La derecha dejó que los restos de Maravillas y de otros miles fueran pasto de
los perros, que sus nombres fueran tachados en los registros y que su existencia
fuera negada. Me parecieron y me siguen pareciendo tremendas aquellas
declaraciones de José Antonio Giménez-Arnau, director del diario Hierro y
delegado de Prensa y Propaganda en Bizkaia, que puso en 1937 los pilares de tan
gigantesca iniquidad: "La justicia divina no espera al más allá. Estos
sicarios, estos esbirros de Rusia serán asesinados por la espalda. Serán
asesinados por la espalda y no encontrarán ni manos que cierren sus ojos, ni
brazos que caven su tumba, ni bocas que recen una oración por sus almas".

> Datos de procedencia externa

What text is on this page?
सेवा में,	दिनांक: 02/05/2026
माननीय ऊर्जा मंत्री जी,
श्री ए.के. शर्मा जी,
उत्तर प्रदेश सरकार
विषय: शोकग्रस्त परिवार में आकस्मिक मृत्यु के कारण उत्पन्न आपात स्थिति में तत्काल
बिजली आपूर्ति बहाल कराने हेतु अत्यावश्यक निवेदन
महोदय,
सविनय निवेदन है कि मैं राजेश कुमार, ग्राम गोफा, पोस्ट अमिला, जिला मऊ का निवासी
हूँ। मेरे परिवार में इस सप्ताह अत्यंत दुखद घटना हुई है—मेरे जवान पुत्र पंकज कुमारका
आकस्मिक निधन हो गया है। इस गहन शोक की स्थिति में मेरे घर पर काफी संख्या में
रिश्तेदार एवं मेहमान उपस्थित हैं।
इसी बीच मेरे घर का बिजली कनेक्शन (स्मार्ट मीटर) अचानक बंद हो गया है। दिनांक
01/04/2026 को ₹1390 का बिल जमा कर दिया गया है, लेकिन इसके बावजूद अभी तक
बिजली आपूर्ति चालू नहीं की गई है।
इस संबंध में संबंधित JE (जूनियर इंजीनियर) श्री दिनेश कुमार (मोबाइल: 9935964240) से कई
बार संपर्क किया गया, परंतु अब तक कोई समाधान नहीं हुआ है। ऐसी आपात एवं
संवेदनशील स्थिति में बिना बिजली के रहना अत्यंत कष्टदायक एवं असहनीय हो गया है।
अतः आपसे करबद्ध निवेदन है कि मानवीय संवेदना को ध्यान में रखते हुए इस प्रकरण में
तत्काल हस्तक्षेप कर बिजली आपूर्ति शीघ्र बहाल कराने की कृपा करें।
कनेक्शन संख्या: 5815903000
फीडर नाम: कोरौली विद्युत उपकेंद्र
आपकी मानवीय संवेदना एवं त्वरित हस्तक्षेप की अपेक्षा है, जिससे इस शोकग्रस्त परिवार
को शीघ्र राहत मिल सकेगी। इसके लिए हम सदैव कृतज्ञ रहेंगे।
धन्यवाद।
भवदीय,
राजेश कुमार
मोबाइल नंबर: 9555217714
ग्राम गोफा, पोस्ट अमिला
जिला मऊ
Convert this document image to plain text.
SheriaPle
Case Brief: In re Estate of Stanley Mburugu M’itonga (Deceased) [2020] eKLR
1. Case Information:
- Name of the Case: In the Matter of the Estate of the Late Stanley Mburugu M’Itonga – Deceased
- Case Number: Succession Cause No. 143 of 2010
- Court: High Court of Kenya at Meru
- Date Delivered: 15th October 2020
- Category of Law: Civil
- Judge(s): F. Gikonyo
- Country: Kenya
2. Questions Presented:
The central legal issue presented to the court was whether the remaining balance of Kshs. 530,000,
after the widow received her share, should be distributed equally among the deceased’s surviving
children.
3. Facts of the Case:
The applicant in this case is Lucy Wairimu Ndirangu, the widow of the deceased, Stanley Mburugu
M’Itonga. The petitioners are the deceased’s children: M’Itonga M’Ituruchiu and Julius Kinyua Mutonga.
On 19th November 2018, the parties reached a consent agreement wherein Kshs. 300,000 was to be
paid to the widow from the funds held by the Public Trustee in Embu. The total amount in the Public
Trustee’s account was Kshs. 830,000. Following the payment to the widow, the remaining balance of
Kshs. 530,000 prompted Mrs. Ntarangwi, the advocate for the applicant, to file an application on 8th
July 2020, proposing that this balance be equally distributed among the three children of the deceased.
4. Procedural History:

El año que viene, 2006, 70 años más tarde, es una buena oportunidad para
indicar que Giménez-Arnau no era sino un bocazas. Que sentimos a nuestros
muertos y que nuestras manos y nuestros brazos sirven para recuperar a los
nuestros. Que el futuro será nuestro si arreglamos las cuentas del pasado. Que
el mensaje que transmitimos a nuestras hijas e hijos es el que robaron a
Maravillas.
Anteayer supe que la Xunta gallega ha declarado a 2006 como el año de la
Memoria. Una decisión acertada. Ayer conocí que la hermana de Maravillas,
Josefina, vive en Iruñea y que todas las horas de su vida han estado cruzadas
por el tormento del recuerdo de aquel día de la Virgen del húmedo agosto de
1936. Que perdió la fe en la humanidad. Me emocionó, de nuevo, su testimonio.
Y hoy he decidido escribir este artículo. Por ellos, por nosotros.